Cette publication a précédé celle du général Tiani. « La Présidence de la République du Niger se félicite de la signature historique de la charte du Liptako-Gourma. Ensemble, nous bâtirons un Sahel pacifié, prospère et uni », a ensuite promis le nouvel homme fort de Niamey. Enfin, le compte du capitaine Ibrahim Traoré, président burkinabè de la transition, a affirmé que « la création de l’Alliance des États du Sahel marque une étape décisive de la coopération entre le Burkina Faso, le Mali et le Niger. Pour la souveraineté et l’épanouissement de nos peuples, nous mènerons la lutte contre le terrorisme dans notre espace commun, jusqu’à la victoire ».
La fin certaine du G5 Sahel ?
L’Alliance des États du Sahel, comme le G5 Sahel, « a été initié sur la base de l’Autorité de développement intégré de la région du Liptako-Gourma (ALG) créée le 3 décembre 1970 à Ouagadougou. Regroupant le Burkina, le Mali et le Niger, l’organisation avait institué quatre objectifs que sont la sécurité alimentaire, le désenclavement de la zone, la protection de l’environnement et le développement social », rappelle Mohamed Maïga, directeur du cabinet d’expertise Aliber Conseil.
Ces trois pays, actuellement aux mains de militaires putschistes, s’embrassent dans le Liptako-Gourma dite la zone des trois frontières. Un carrefour où agissent de nombreux groupes terroristes. « Le Liptako-Gourma est devenu l’épicentre de l’extrémisme violent dans le Sahel », fait observer Mouhamadou Lamine Bara Lô, spécialiste sénégalais en défense et sécurité. Pour concentrer leurs efforts de lutte contre le jihadisme dans cette vaste étendue désertique, le Burkina Faso, le Mali, la Mauritanie, le Niger et le Tchad ont créé en 2014, avec le soutien de la France, le G5 Sahel. Un cadre institutionnel de coordination et de coopération régionale en matière de politiques de développement et de sécurité.
Mais le 15 mai 2022, le régime du colonel Assimi Goïta, dans un contexte de tensions entre Paris et Bamako, s’est retiré « de tous les organes et instances du G5 Sahel, y compris la force conjointe » en raison notamment du refus opposé au Mali de prendre la présidence tournante de l’organisation.
« Le G5 Sahel, bien que d’initiative locale, n’a pas été bâti sur les attentes et besoins opérationnels des populations sahéliennes d’où son échec intrinsèque. Les enjeux géopolitiques ont empêché l’exécutif de donner un sens pratique aux objectifs de l’organisation. Il y avait trop d’États représentés au sein du G5 Sahel et peu qui poursuivaient les mêmes buts. L’action militaire a eu beaucoup trop d’impacts sur l’organisation sans être concluante par rapport aux enjeux sociaux locaux.
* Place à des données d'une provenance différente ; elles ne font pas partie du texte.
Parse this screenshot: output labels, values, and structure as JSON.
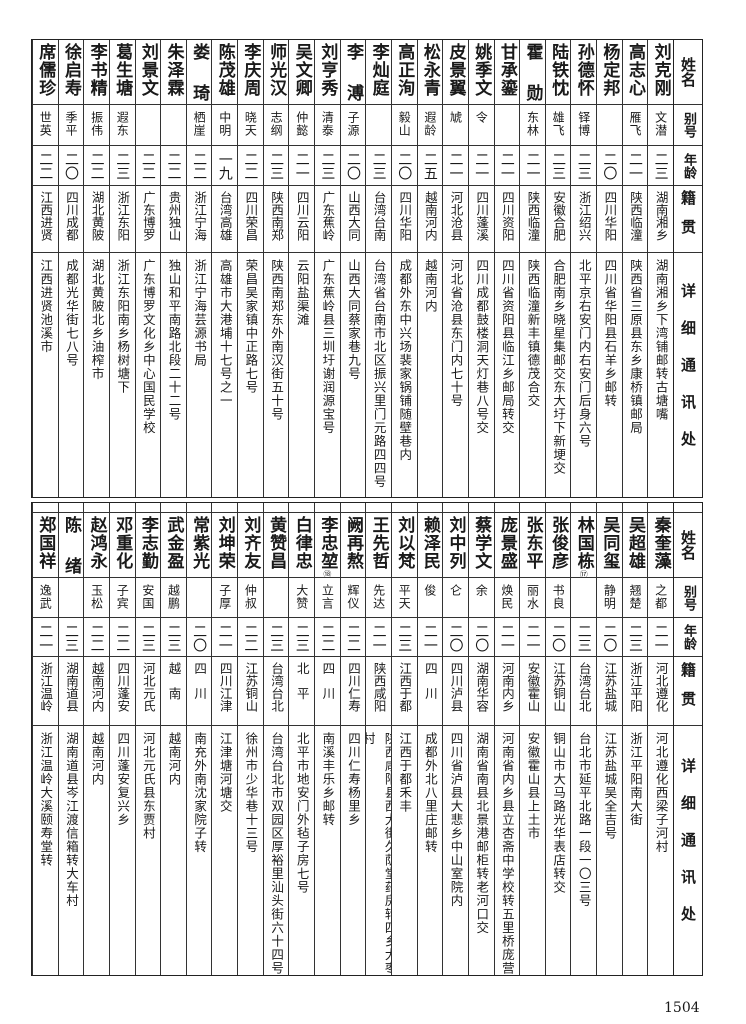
{
  "headers": {
    "name": "姓名",
    "nickname": "别号",
    "age": "年龄",
    "hometown": "籍贯",
    "address": "详细通讯处"
  },
  "tables": [
    {
      "rows": [
        {
          "name": "刘克刚",
          "nickname": "文潜",
          "age": "二三",
          "hometown": "湖南湘乡",
          "address": "湖南湘乡下湾铺邮转古塘嘴"
        },
        {
          "name": "高志心",
          "nickname": "雁飞",
          "age": "二一",
          "hometown": "陕西临潼",
          "address": "陕西省三原县东乡康桥镇邮局"
        },
        {
          "name": "杨定邦",
          "nickname": "",
          "age": "二〇",
          "hometown": "四川华阳",
          "address": "四川省华阳县石羊乡邮转"
        },
        {
          "name": "孙德怀",
          "nickname": "铎博",
          "age": "二三",
          "hometown": "浙江绍兴",
          "address": "北平京右安门内右安门后身六号"
        },
        {
          "name": "陆铁忱",
          "nickname": "雄飞",
          "age": "二三",
          "hometown": "安徽合肥",
          "address": "合肥南乡晓星集邮交东大圩下新埂交"
        },
        {
          "name": "霍勋",
          "nickname": "东林",
          "age": "二一",
          "hometown": "陕西临潼",
          "address": "陕西临潼新丰镇德茂合交"
        },
        {
          "name": "甘承鎏",
          "nickname": "",
          "age": "二一",
          "hometown": "四川资阳",
          "address": "四川省资阳县临江乡邮局转交"
        },
        {
          "name": "姚季文",
          "nickname": "令",
          "age": "二一",
          "hometown": "四川蓬溪",
          "address": "四川成都鼓楼洞天灯巷八号交"
        },
        {
          "name": "皮景翼",
          "nickname": "虓",
          "age": "二一",
          "hometown": "河北沧县",
          "address": "河北省沧县东门内七十号"
        },
        {
          "name": "松永青",
          "nickname": "遐龄",
          "age": "二五",
          "hometown": "越南河内",
          "address": "越南河内"
        },
        {
          "name": "高正洵",
          "nickname": "毅山",
          "age": "二〇",
          "hometown": "四川华阳",
          "address": "成都外东中兴场裴家锅铺随壁巷内"
        },
        {
          "name": "李灿庭",
          "nickname": "",
          "age": "二三",
          "hometown": "台湾台南",
          "address": "台湾省台南市北区振兴里门元路四四号"
        },
        {
          "name": "李溥",
          "nickname": "子源",
          "age": "二〇",
          "hometown": "山西大同",
          "address": "山西大同蔡家巷九号"
        },
        {
          "name": "刘亨秀",
          "nickname": "清泰",
          "age": "二三",
          "hometown": "广东蕉岭",
          "address": "广东蕉岭县三圳圩谢润源宝号"
        },
        {
          "name": "吴文卿",
          "nickname": "仲懿",
          "age": "二一",
          "hometown": "四川云阳",
          "address": "云阳盐渠滩"
        },
        {
          "name": "师光汉",
          "nickname": "志纲",
          "age": "二三",
          "hometown": "陕西南郑",
          "address": "陕西南郑东外南汉街五十号"
        },
        {
          "name": "李庆周",
          "nickname": "晓天",
          "age": "二二",
          "hometown": "四川荣昌",
          "address": "荣昌吴家镇中正路七号"
        },
        {
          "name": "陈茂雄",
          "nickname": "中明",
          "age": "一九",
          "hometown": "台湾高雄",
          "address": "高雄市大港埔十七号之一"
        },
        {
          "name": "娄琦",
          "nickname": "栖崖",
          "age": "二二",
          "hometown": "浙江宁海",
          "address": "浙江宁海芸源书局"
        },
        {
          "name": "朱泽霖",
          "nickname": "",
          "age": "二二",
          "hometown": "贵州独山",
          "address": "独山和平南路北段二十二号"
        },
        {
          "name": "刘景文",
          "nickname": "",
          "age": "二二",
          "hometown": "广东博罗",
          "address": "广东博罗文化乡中心国民学校"
        },
        {
          "name": "葛生塘",
          "nickname": "遐东",
          "age": "二三",
          "hometown": "浙江东阳",
          "address": "浙江东阳南乡杨树塘下"
        },
        {
          "name": "李书精",
          "nickname": "振伟",
          "age": "二二",
          "hometown": "湖北黄陂",
          "address": "湖北黄陂北乡油榨市"
        },
        {
          "name": "徐启寿",
          "nickname": "季平",
          "age": "二〇",
          "hometown": "四川成都",
          "address": "成都光华街七八号"
        },
        {
          "name": "席儒珍",
          "nickname": "世英",
          "age": "二二",
          "hometown": "江西进贤",
          "address": "江西进贤池溪市"
        }
      ]
    },
    {
      "rows": [
        {
          "name": "秦奎藻",
          "nickname": "之都",
          "age": "二一",
          "hometown": "河北遵化",
          "address": "河北遵化西梁子河村"
        },
        {
          "name": "吴超雄",
          "nickname": "翘楚",
          "age": "二三",
          "hometown": "浙江平阳",
          "address": "浙江平阳南大街"
        },
        {
          "name": "吴同玺",
          "nickname": "静明",
          "age": "二〇",
          "hometown": "江苏盐城",
          "address": "江苏盐城吴全吉号"
        },
        {
          "name": "林国栋",
          "note": "⑰",
          "nickname": "",
          "age": "二三",
          "hometown": "台湾台北",
          "address": "台北市延平北路一段一〇三号"
        },
        {
          "name": "张俊彦",
          "nickname": "书良",
          "age": "二〇",
          "hometown": "江苏铜山",
          "address": "铜山市大马路光华表店转交"
        },
        {
          "name": "张东平",
          "nickname": "丽水",
          "age": "二一",
          "hometown": "安徽霍山",
          "address": "安徽霍山县上土市"
        },
        {
          "name": "庞景盛",
          "nickname": "焕民",
          "age": "二一",
          "hometown": "河南内乡",
          "address": "河南省内乡县立杏斋中学校转五里桥庞营"
        },
        {
          "name": "蔡学文",
          "nickname": "余",
          "age": "二〇",
          "hometown": "湖南华容",
          "address": "湖南省南县北景港邮柜转老河口交"
        },
        {
          "name": "刘中列",
          "nickname": "仑",
          "age": "二〇",
          "hometown": "四川泸县",
          "address": "四川省泸县大悲乡中山室院内"
        },
        {
          "name": "赖泽民",
          "nickname": "俊",
          "age": "二一",
          "hometown": "四　川",
          "address": "成都外北八里庄邮转"
        },
        {
          "name": "刘以梵",
          "nickname": "平天",
          "age": "二三",
          "hometown": "江西于都",
          "address": "江西于都禾丰"
        },
        {
          "name": "王先哲",
          "nickname": "先达",
          "age": "二一",
          "hometown": "陕西咸阳",
          "address": "陕西咸阳县西大街久荫堂药房转四乡大枣村"
        },
        {
          "name": "阙再熬",
          "nickname": "辉仪",
          "age": "二二",
          "hometown": "四川仁寿",
          "address": "四川仁寿杨里乡"
        },
        {
          "name": "李忠堃",
          "note": "⑱",
          "nickname": "立言",
          "age": "二二",
          "hometown": "四　川",
          "address": "南溪丰乐乡邮转"
        },
        {
          "name": "白律忠",
          "nickname": "大赞",
          "age": "二三",
          "hometown": "北　平",
          "address": "北平市地安门外毡子房七号"
        },
        {
          "name": "黄赞昌",
          "nickname": "",
          "age": "二三",
          "hometown": "台湾台北",
          "address": "台湾台北市双园区厚裕里汕头街六十四号"
        },
        {
          "name": "刘齐友",
          "nickname": "仲叔",
          "age": "二二",
          "hometown": "江苏铜山",
          "address": "徐州市少华巷十三号"
        },
        {
          "name": "刘坤荣",
          "nickname": "子厚",
          "age": "二一",
          "hometown": "四川江津",
          "address": "江津塘河塘交"
        },
        {
          "name": "常紫光",
          "nickname": "",
          "age": "二〇",
          "hometown": "四　川",
          "address": "南充外南沈家院子转"
        },
        {
          "name": "武金盈",
          "nickname": "越鹏",
          "age": "二三",
          "hometown": "越　南",
          "address": "越南河内"
        },
        {
          "name": "李志勤",
          "nickname": "安国",
          "age": "二三",
          "hometown": "河北元氏",
          "address": "河北元氏县东贾村"
        },
        {
          "name": "邓重化",
          "nickname": "子宾",
          "age": "二二",
          "hometown": "四川蓬安",
          "address": "四川蓬安复兴乡"
        },
        {
          "name": "赵鸿永",
          "nickname": "玉松",
          "age": "二二",
          "hometown": "越南河内",
          "address": "越南河内"
        },
        {
          "name": "陈绪",
          "nickname": "",
          "age": "二三",
          "hometown": "湖南道县",
          "address": "湖南道县岑江渡信箱转大车村"
        },
        {
          "name": "郑国祥",
          "nickname": "逸武",
          "age": "二一",
          "hometown": "浙江温岭",
          "address": "浙江温岭大溪颐寿堂转"
        }
      ]
    }
  ],
  "page_number": "1504"
}
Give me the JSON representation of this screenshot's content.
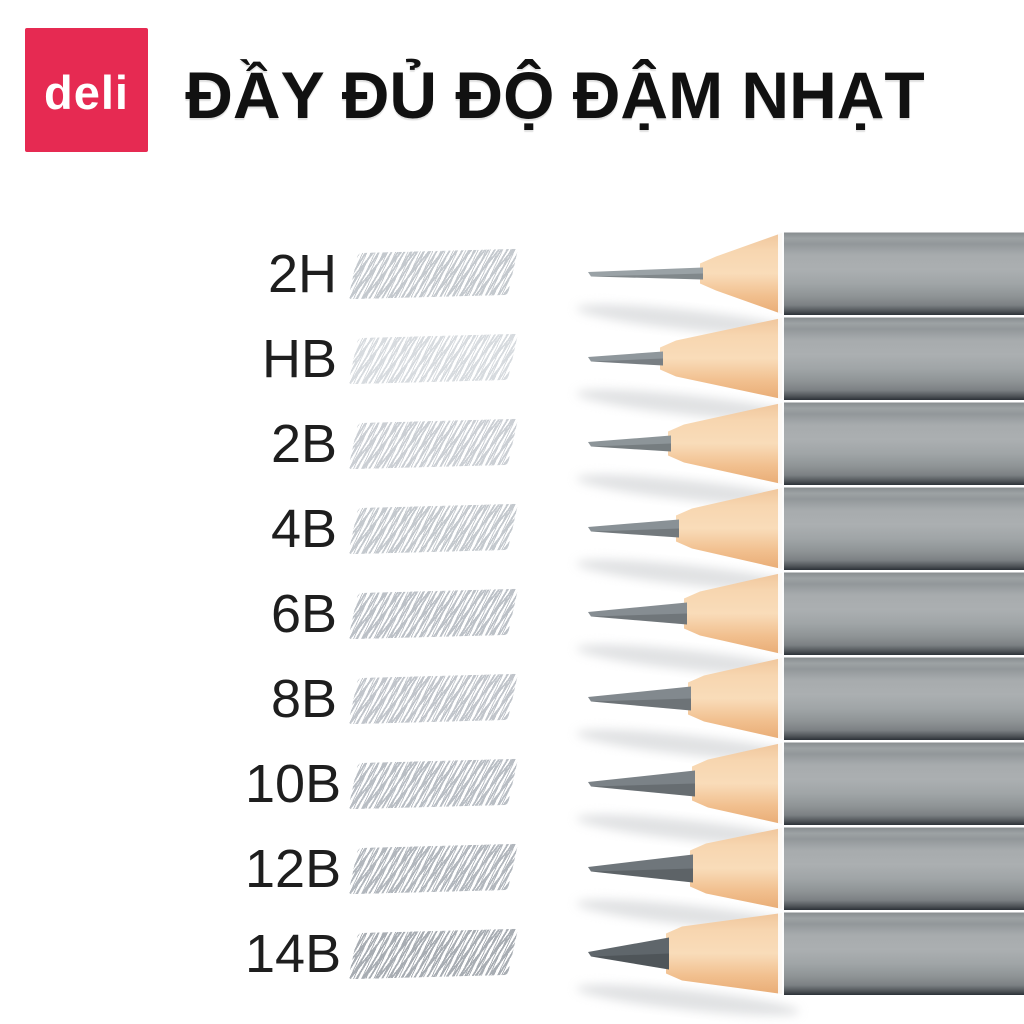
{
  "brand": {
    "logo_text": "deli",
    "logo_bg": "#e62a52",
    "logo_text_color": "#ffffff"
  },
  "title": "ĐẦY ĐỦ ĐỘ ĐẬM NHẠT",
  "title_color": "#111111",
  "grades": [
    {
      "label": "2H",
      "swatch_ink": "#8f99a3",
      "swatch_alpha": 0.52,
      "lead_len": 112,
      "lead_half": 6,
      "lead_color": "#9aa2a6"
    },
    {
      "label": "HB",
      "swatch_ink": "#99a2ac",
      "swatch_alpha": 0.38,
      "lead_len": 72,
      "lead_half": 7,
      "lead_color": "#8f979c"
    },
    {
      "label": "2B",
      "swatch_ink": "#8f98a2",
      "swatch_alpha": 0.46,
      "lead_len": 80,
      "lead_half": 8,
      "lead_color": "#8d9599"
    },
    {
      "label": "4B",
      "swatch_ink": "#8b949e",
      "swatch_alpha": 0.5,
      "lead_len": 88,
      "lead_half": 9,
      "lead_color": "#899196"
    },
    {
      "label": "6B",
      "swatch_ink": "#87909a",
      "swatch_alpha": 0.55,
      "lead_len": 96,
      "lead_half": 11,
      "lead_color": "#868d92"
    },
    {
      "label": "8B",
      "swatch_ink": "#89929c",
      "swatch_alpha": 0.52,
      "lead_len": 100,
      "lead_half": 12,
      "lead_color": "#82898e"
    },
    {
      "label": "10B",
      "swatch_ink": "#848d97",
      "swatch_alpha": 0.56,
      "lead_len": 104,
      "lead_half": 13,
      "lead_color": "#7b8287"
    },
    {
      "label": "12B",
      "swatch_ink": "#7f8892",
      "swatch_alpha": 0.6,
      "lead_len": 102,
      "lead_half": 14,
      "lead_color": "#6f767b"
    },
    {
      "label": "14B",
      "swatch_ink": "#788089",
      "swatch_alpha": 0.64,
      "lead_len": 78,
      "lead_half": 16,
      "lead_color": "#5f666b"
    }
  ],
  "pencil_colors": {
    "body": "#9aa0a2",
    "wood": "#f5cda3"
  }
}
Les bailleurs de fonds ont promis de l’argent, mais il n’est jamais arrivé », dissèque M. Maïga.
À la survenance du coup d’État contre Mohamed Bazoum, Bamako et Ouagadougou ont clairement affiché leur soutien au général Abdourahamane Tiani. Pour justifier son putsch, l’ancien patron de la Garde présidentielle nigérienne a entre autres critiqué « l’absence de coordination » avec le Mali et le Burkina dans la gestion de la crise sécuritaire. Les trois pays ont ainsi jugé opportun de créer l’Alliance des États du Sahel.
L’analyste malien estime qu’elle « signe de facto la fin philosophique et essentielle du G5 Sahel qui est maintenant vide de sens ». Pour Mohamed Maïga, « ce que l’AES propose, c’est ce qui aurait dû être fait par le G5 Sahel. Celui-ci n’a pas réussi à relever les défis parce que les intérêts de l’organisation et ceux des États concernés n’étaient pas les mêmes. Le Mali s’est senti, par moments, trahi par l’organisation dans le cadre de la lutte contre le terrorisme. Car pendant que les États luttaient, le G5 Sahel essayait de répondre à d’autres enjeux qui avaient beaucoup moins d’importance ».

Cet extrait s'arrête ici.